There looks to be one real denovo mutation so let’s annotate this variant to see if it’s likely to be causal.
Let’s first use ensembl to examine this region. Go to http://grch37.ensembl.org/index.html, select human and enter 17:7574017-7574017 into the search box.
Browse and scroll around to get a feel for the information included in each of the three panes. The first is a chromosome—scale view, showing the chromosome arms and banding pattern, below this is an enlargement of the region shown in the red box on the chromosome view. This shows the gene landscape in the chromosomal region. The third pane shows the region you specified with coordinates for your search. The bars represent gene transcripts in this small region. Reading the labels, we can see that this gene has the gene symbol TP53.
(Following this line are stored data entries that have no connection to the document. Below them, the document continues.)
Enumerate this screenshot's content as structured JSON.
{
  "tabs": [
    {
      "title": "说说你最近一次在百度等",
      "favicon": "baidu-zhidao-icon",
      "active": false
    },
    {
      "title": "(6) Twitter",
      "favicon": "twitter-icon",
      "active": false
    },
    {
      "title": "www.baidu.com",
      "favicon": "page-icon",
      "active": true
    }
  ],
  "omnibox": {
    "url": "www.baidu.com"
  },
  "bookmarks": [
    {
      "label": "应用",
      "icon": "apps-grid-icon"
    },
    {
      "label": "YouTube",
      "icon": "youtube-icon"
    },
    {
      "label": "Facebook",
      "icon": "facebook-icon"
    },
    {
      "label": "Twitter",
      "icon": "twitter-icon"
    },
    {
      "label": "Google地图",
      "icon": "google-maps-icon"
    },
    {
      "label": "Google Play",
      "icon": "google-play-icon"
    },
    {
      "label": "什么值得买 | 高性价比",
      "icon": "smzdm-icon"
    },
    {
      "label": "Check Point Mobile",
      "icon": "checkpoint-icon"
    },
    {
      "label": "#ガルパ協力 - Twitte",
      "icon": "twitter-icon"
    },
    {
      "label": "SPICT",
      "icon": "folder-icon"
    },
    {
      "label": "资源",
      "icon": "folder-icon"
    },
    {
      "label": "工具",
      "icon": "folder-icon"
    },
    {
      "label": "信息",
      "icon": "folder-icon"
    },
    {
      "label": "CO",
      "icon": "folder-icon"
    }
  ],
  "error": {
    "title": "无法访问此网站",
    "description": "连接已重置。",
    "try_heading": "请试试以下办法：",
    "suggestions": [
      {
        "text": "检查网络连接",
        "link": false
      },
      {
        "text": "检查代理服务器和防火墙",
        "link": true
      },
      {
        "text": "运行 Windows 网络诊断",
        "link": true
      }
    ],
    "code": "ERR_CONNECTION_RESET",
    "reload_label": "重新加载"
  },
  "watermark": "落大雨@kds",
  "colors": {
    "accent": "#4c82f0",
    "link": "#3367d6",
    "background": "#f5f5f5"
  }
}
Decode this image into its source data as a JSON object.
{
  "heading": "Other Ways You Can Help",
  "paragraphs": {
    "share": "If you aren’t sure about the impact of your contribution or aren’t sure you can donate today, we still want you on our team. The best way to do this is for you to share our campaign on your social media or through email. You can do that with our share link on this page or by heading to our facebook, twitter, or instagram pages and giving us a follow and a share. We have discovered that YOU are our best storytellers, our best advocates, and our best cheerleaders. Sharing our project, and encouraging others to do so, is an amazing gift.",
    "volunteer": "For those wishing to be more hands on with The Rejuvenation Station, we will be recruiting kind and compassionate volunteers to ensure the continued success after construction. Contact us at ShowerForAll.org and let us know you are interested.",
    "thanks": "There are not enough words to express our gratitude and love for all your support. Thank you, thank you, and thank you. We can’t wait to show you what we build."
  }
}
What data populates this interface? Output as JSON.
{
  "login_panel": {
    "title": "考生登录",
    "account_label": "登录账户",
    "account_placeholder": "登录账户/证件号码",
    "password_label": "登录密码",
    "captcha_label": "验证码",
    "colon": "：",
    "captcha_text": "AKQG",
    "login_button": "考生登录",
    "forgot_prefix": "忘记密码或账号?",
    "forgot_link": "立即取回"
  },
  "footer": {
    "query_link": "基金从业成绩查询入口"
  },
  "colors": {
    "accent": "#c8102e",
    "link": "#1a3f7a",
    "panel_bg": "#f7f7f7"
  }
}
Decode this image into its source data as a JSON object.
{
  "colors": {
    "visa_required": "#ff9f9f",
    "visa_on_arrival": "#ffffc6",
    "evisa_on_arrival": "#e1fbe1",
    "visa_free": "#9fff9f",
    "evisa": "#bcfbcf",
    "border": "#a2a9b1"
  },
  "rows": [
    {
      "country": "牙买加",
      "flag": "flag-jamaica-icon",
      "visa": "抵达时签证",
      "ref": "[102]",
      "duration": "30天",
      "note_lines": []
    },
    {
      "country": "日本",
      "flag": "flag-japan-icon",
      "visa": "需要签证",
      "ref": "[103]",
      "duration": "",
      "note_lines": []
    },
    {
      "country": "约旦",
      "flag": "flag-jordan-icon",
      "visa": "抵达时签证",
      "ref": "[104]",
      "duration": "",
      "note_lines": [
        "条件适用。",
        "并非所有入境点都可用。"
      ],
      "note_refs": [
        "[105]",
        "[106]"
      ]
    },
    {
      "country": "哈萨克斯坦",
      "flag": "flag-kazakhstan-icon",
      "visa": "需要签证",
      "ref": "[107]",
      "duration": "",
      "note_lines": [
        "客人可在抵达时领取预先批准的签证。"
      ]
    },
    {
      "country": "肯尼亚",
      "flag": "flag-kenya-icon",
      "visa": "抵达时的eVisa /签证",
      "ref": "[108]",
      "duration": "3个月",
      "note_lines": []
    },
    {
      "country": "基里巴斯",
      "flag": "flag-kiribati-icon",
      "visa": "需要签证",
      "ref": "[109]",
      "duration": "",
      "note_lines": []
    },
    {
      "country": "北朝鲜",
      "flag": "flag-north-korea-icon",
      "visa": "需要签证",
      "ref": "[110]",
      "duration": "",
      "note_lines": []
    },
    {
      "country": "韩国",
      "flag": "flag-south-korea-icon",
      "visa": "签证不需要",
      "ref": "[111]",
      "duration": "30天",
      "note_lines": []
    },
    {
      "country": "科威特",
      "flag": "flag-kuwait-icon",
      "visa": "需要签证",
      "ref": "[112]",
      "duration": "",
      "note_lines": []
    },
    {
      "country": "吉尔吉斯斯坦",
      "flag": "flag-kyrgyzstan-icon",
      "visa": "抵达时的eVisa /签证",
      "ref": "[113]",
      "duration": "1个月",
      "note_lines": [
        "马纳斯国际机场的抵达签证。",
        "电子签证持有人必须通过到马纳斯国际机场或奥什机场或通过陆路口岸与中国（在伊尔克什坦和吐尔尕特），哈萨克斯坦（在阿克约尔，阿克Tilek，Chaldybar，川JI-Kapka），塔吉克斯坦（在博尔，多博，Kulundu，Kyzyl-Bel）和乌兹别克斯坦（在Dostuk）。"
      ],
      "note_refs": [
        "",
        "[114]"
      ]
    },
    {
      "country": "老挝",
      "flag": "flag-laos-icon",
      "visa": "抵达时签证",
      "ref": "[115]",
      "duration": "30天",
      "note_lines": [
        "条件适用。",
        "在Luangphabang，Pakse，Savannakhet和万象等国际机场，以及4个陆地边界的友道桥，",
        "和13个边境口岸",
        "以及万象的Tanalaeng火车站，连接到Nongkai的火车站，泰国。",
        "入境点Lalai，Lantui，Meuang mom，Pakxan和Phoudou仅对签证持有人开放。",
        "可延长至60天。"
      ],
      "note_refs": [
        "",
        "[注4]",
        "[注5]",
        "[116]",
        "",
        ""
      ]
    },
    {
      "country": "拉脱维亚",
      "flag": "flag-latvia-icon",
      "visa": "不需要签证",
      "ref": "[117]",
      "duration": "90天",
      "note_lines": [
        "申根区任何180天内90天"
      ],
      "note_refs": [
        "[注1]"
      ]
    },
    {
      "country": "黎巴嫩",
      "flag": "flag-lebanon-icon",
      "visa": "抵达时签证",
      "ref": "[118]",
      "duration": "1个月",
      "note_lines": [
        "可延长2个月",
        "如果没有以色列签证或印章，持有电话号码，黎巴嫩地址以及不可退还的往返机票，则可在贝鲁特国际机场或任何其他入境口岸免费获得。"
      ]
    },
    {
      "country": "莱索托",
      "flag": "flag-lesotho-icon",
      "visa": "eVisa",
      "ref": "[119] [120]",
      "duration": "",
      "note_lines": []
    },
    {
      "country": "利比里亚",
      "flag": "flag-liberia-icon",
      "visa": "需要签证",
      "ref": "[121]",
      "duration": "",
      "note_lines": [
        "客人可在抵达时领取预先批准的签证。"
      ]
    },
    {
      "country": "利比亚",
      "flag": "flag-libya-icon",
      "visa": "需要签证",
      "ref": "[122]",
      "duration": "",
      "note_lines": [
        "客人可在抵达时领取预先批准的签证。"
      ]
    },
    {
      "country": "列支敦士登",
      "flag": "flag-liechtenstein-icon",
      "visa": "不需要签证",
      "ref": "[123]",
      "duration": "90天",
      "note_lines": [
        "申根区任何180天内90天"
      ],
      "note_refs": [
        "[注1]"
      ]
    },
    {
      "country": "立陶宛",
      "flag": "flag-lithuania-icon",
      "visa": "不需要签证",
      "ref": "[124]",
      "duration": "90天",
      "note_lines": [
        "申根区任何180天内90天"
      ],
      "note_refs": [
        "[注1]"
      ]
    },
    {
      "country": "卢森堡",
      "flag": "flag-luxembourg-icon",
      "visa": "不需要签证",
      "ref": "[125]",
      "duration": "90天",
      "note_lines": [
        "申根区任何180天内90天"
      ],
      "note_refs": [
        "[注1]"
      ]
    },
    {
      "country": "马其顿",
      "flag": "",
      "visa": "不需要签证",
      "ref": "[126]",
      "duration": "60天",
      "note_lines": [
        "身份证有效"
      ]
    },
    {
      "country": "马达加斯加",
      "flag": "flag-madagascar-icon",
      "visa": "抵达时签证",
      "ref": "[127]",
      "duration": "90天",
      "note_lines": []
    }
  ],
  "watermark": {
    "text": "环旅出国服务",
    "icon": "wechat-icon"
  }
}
Since our variant occurs within the gene TP53
we would like to know what effect it might have on the function of that gene. One tool for this is variant effect predictor (VEP). Go to the VEP web page at http://grch37.ensembl.org/Homo_sapiens/Tools/VEP?db=core
As input VEP allows us to enter a line from a VCF file. Enter the vcf entry corresponding to our causal variant (identified with grep above) into VEP. Leave all other parameters as is and click run near the bottom of the page. When the analysis lists as done, click on ‘View results’. There are lots of different transcripts for TP53 and we see a consequence for each of these with the most damaging listed first.
Looking at the results for the top entry only. What is the consequence of this SNV? What exon is the variant found in? Is the variant previously reported? What is the amino acid position of the protein and what is the amino acid change?
Note: You will need to scroll to the right to answer this question as the table is very wide
You’ve received a clinical report stating that the child exhibits symptoms of Li-Fraumeni Syndrome. Now we have a candidate variant let’s explore our disease in more detail to make sure the information agrees.
Let’s learn a bit about this disease and examine if our variant may be causing this. The databases are important resources that are our best collections and compilations of research and clinical data about mutations and human disease.
First let’s examine Orphanet https://www.orpha.net/consor/cgi-bin/index.php Enter Li-Fraumeni Syndrome in the search box and then click the link to the Orphanet database describing Li-Fraumeni Syndrome. Read the first few paragraphs of the main entry.
From the Orphanet page for Li-Fraumeni Syndrome, click the first link to the OMIM database (click here if you can’t find these). Briefly read through this page and learn of the striking clinical features of this disease that led to its identification. Click on the ‘Inheritance’ link of the disease.
Find the ‘external links’ section in the right hand margin of the OMIM Li-Fraumeni Syndrome top page. Click on the ‘Protein’ and ‘UniProt’ links.
Once in UniProt, choose the protein entry ‘P53_HUMAN’ (if you get stuck, go here ).
Listed in a very long page is a gold-mine of information. Not all UniProt entries are as long, but TP53 is a very well studied protein.
Find the ‘Pathology and Biotech’ section on this page. This contains a description of diseases that mutations/variations in TP53 cause. It also helpfully lists all observed variation and links these to the publications that first described them. Scrolling down in this section further you will find a table of induced mutations in this gene and their functional consequence.
Can you find our mutation in the table? How many mutations are reported at the amino acid? Are there any publications reported for our mutation?
Hint: remember the amino acid position from earlier.
Congratulations you’ve discovered the causal variant in this pedigree. The next step is to report this information to the clinician treating the child and they will investigate whether this variant is ‘actionable’. Actionable means there are guidelines regarding treatment in patients with the variant.